Sharding overview
Sharding PostgreSQL splits the database and all its tables and indices between multiple machines. Each machine runs its own PostgreSQL server, while PgDog takes care of routing queries and moving data between servers.
Sharding basics
If you're not familiar with sharding fundamentals, take a look at the sharding basics. Even if you're a seasoned database expert, it's good to have a refresher to confirm your understanding matches with PgDog's implementation.
Routing queries
PgDog is first and foremost a query router. It extracts sharding hints directly from SQL queries using a SQL parser. Read more about it in query routing.
Cross-shard queries
When sharding hints are not present in a query, either accidently or on purpose, PgDog falls back to sending those queries to all shards.

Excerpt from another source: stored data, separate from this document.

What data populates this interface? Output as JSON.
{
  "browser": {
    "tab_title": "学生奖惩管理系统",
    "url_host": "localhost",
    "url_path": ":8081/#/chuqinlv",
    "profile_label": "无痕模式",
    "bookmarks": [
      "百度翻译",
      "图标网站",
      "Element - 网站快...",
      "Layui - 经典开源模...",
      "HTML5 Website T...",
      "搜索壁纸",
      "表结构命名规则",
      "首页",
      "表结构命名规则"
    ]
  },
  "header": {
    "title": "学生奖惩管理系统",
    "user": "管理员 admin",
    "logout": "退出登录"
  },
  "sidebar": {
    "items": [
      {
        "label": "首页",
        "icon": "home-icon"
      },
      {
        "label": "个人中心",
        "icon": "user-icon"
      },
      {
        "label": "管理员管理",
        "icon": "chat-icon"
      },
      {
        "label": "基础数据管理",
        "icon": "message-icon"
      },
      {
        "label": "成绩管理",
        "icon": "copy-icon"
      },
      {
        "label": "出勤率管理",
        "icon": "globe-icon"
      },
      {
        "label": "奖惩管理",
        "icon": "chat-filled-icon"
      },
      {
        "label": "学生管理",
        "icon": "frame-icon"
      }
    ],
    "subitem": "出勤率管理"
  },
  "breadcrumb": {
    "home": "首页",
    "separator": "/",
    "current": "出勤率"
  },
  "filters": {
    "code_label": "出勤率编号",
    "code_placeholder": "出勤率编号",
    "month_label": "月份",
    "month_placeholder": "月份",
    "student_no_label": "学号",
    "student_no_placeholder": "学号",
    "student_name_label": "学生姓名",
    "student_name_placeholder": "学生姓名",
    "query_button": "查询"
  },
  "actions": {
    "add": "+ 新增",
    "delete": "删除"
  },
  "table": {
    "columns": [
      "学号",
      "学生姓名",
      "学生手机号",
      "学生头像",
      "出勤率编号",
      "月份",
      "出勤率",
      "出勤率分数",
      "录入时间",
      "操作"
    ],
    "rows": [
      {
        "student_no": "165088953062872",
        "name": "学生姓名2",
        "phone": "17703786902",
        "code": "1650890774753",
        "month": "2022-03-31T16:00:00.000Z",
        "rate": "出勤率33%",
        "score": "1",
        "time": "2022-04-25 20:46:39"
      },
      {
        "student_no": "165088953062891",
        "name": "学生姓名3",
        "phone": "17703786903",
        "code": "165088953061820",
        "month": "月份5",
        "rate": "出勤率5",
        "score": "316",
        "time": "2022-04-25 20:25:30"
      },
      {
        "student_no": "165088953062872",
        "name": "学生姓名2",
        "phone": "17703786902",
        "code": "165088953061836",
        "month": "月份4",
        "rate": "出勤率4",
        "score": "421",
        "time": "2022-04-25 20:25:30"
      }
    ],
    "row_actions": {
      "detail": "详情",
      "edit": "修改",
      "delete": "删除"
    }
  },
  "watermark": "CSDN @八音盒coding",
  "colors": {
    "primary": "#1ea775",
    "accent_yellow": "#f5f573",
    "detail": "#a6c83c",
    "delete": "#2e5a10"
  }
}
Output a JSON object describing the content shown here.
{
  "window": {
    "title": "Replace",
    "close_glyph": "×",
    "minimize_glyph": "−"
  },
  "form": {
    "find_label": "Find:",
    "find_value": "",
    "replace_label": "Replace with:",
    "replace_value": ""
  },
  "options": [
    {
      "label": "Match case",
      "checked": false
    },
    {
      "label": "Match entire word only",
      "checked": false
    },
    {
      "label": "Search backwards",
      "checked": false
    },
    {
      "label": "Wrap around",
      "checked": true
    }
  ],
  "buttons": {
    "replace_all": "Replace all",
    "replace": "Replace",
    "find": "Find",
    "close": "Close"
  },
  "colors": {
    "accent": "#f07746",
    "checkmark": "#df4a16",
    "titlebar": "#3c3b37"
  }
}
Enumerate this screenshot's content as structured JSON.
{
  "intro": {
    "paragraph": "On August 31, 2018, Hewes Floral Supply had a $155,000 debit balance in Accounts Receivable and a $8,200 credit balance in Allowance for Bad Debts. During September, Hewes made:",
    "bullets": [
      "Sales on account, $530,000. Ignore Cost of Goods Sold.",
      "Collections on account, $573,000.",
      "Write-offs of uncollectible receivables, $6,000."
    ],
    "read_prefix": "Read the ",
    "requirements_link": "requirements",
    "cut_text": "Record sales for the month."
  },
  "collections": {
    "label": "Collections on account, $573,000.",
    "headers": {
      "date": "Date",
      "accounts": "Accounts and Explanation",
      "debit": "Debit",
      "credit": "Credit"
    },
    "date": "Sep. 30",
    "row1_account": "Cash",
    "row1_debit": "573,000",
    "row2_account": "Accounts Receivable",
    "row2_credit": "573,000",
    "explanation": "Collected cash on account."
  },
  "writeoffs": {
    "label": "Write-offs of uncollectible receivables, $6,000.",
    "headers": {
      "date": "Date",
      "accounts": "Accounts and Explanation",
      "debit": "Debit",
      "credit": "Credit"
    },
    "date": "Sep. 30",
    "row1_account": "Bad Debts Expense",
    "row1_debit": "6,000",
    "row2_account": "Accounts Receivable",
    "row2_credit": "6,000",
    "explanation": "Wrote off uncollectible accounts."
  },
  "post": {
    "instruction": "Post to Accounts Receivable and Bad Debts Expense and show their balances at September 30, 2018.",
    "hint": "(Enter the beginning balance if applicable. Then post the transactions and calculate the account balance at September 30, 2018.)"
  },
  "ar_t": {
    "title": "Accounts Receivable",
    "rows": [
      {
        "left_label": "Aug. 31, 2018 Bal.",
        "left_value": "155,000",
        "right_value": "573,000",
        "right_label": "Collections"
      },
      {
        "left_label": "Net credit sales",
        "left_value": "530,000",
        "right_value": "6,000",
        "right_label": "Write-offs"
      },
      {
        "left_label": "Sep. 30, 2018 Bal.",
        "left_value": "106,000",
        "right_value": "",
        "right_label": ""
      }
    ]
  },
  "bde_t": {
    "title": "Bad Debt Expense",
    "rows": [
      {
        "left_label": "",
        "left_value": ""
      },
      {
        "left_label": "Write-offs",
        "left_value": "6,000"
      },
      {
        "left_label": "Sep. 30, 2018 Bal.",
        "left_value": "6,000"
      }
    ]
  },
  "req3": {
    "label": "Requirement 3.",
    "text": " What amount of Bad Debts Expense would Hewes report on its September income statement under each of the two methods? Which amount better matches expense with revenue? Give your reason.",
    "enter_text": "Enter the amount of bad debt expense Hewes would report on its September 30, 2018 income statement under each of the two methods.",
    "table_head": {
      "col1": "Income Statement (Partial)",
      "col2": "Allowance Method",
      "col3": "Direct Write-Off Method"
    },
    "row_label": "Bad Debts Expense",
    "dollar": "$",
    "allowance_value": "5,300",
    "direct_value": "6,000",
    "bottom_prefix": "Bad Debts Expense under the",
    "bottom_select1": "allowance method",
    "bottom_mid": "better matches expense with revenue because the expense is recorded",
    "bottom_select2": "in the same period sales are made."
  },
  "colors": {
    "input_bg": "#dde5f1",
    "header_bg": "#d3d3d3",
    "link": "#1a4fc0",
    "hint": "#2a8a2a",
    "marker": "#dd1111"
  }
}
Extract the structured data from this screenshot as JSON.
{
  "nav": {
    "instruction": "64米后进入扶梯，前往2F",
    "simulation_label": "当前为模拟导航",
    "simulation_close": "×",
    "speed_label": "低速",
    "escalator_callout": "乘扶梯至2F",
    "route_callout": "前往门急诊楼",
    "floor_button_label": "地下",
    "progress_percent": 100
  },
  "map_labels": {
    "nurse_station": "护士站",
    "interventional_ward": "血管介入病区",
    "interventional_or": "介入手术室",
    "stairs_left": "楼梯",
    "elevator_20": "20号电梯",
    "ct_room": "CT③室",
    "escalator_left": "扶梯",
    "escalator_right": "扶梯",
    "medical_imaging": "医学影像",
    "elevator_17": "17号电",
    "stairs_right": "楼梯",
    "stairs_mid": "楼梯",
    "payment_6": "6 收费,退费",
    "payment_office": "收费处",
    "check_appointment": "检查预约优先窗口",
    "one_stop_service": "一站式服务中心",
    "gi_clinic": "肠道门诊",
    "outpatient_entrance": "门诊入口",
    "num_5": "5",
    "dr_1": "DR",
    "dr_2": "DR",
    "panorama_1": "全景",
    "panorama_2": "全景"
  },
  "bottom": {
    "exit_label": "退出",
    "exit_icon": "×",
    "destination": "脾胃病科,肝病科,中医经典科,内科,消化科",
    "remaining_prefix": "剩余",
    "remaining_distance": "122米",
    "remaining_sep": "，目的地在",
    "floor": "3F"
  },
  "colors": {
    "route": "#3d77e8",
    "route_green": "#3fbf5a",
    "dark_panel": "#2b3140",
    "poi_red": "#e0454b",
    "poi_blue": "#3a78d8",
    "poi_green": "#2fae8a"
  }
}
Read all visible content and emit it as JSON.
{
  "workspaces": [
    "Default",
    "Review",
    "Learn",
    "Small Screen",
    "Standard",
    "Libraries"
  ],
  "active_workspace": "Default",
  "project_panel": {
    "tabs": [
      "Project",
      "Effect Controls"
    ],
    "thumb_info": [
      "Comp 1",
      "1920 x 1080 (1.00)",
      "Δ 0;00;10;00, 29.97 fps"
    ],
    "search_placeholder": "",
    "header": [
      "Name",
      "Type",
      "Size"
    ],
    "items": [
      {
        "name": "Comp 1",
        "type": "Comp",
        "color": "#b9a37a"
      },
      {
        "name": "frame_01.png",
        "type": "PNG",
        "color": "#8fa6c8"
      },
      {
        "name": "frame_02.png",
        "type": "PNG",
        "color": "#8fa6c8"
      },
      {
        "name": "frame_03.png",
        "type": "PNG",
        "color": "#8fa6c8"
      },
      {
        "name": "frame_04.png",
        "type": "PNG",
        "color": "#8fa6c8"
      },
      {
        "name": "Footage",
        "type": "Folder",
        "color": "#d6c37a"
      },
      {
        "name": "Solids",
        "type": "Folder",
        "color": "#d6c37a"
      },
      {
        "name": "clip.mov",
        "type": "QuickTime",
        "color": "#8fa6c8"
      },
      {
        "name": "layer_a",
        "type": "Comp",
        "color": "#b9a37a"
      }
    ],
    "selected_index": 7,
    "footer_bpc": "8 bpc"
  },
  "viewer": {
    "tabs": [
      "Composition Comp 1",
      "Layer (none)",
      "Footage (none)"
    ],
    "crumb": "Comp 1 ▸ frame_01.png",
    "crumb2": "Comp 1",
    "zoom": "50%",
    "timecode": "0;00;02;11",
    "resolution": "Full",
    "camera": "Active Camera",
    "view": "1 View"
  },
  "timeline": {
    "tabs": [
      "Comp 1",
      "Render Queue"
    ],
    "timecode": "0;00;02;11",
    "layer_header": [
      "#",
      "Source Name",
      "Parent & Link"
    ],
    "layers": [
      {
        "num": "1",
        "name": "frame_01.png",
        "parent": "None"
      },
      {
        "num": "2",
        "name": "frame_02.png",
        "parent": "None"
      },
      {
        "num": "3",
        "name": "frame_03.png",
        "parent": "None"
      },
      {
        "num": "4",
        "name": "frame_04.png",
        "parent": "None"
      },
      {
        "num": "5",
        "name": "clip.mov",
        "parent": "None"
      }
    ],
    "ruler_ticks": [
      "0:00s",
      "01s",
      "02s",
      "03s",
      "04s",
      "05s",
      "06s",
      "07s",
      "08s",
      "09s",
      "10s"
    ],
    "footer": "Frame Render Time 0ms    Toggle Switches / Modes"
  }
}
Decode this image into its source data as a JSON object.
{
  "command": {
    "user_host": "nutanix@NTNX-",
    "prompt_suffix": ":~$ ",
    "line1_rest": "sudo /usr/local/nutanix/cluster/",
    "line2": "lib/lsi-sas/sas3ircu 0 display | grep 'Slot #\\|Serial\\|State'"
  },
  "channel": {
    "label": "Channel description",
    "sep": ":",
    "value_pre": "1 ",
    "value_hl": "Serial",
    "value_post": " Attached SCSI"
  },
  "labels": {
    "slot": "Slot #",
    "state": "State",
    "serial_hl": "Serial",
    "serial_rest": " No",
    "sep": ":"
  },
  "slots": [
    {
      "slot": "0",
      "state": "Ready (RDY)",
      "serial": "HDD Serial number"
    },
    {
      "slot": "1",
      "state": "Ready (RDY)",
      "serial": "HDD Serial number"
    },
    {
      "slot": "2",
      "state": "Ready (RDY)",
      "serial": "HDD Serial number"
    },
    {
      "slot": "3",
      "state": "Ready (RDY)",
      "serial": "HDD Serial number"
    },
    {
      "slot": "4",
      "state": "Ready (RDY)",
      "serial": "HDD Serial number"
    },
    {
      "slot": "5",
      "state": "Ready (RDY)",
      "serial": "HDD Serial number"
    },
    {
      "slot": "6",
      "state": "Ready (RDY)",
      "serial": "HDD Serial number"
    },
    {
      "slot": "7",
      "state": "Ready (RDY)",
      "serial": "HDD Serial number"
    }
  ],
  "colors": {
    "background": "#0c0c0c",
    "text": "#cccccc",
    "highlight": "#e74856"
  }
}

This is called a cross-shard query and results are assembled by PgDog, transparently to the client.
Manual routing
If direct-to-shard queries are desired but the query doesn't have enough information to extract this information automatically, clients can specify which to which shard PgDog should route the query.
Sharding COPY
COPY
commands transfer large amounts of data into PostgreSQL from a file. PgDog can shard this data automatically without clients having to do so manually.
Sharding existing databases
PgDog's most impressive feature is its ability to shard existing databases. The migration process uses logical replication and can be done without taking databases offline for maintenance.